Liu Chen, Moschou Panagiotis N
State Key Laboratory of Biocontrol, Guangdong Key Laboratory of Plant Resources, School of Life Sciences, Sun Yat-Sen University, Guangzhou, China.
Department of Biology, University of Crete, Heraklion, Greece.
Methods Mol Biol. 2025;2953:143-166. doi: 10.1007/978-1-0716-4694-6_10.
Capturing interactions in transient protein assemblies is a challenging task. We introduce an approach named APEAL (Tandemly Coupled Affinity Purification with Proximity-dEpendent LigAtion) for determining both transient and stable protein assemblies in Arabidopsis and other plants. APEAL exploits TurboID, a biotin ligase variant that operates efficiently at "plant-friendly" temperatures. The APEAL method begins by enriching strong or long-lived protein-protein interactions through an affinity purification step. It then captures weaker and more transient interactions through a proximity-dependent ligation step. At both stages, samples can be analyzed using immunoblotting or mass spectrometry to extract relevant data. This chapter details the APEAL procedure from construct design and pilot experiments to condition testing, proteomic sample collection, and mass spectrometry data analyses.
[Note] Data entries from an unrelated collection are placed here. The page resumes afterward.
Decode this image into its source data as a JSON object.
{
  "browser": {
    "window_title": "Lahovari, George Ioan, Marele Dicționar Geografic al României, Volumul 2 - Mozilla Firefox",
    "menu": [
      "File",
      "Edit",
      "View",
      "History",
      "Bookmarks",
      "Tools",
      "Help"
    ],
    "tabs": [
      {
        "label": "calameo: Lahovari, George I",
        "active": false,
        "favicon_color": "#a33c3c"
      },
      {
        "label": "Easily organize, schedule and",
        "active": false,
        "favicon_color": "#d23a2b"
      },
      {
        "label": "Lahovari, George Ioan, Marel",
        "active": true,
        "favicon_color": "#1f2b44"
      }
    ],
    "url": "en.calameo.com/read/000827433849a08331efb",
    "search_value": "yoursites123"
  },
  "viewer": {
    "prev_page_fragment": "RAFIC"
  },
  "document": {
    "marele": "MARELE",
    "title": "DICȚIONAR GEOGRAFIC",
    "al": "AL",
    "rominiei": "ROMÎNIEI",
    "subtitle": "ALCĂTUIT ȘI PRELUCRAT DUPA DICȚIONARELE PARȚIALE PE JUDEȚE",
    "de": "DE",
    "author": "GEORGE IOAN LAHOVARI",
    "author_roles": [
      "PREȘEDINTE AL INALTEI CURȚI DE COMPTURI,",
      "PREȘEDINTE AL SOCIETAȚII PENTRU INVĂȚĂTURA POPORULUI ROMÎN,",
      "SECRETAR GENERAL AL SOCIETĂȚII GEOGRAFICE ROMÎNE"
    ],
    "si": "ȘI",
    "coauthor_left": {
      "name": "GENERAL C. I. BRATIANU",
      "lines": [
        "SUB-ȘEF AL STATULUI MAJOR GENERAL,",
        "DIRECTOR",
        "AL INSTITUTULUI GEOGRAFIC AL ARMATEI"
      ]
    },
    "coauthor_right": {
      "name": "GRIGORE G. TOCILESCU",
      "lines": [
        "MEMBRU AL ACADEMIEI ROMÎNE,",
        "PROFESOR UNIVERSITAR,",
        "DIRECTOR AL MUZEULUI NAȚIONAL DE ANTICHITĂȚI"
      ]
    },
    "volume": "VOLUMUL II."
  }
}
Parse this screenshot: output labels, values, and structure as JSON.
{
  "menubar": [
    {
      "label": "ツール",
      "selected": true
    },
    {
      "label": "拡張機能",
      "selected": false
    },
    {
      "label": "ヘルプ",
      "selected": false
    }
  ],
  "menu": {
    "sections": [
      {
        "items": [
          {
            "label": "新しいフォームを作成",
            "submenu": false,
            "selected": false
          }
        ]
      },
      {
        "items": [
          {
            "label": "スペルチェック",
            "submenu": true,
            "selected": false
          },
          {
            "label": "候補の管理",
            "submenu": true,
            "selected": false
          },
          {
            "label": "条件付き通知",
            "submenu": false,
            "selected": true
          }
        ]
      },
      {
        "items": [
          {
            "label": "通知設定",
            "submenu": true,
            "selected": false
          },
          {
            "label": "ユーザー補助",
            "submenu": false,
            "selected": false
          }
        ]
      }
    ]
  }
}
捕捉瞬时蛋白质组装体中的相互作用是一项具有挑战性的任务。我们介绍了一种名为APPEAL(基于邻近依赖性连接的串联偶联亲和纯化)的方法,用于确定拟南芥和其他植物中的瞬时和稳定蛋白质组装体。APPEAL利用TurboID,一种在“植物友好”温度下高效运作的生物素连接酶变体。APPEAL方法首先通过亲和纯化步骤富集强或长寿命的蛋白质-蛋白质相互作用。然后通过邻近依赖性连接步骤捕捉较弱和更瞬时的相互作用。在两个阶段,都可以使用免疫印迹或质谱分析样品以提取相关数据。本章详细介绍了从构建体设计和预实验到条件测试、蛋白质组学样品收集和质谱数据分析的APPEAL程序。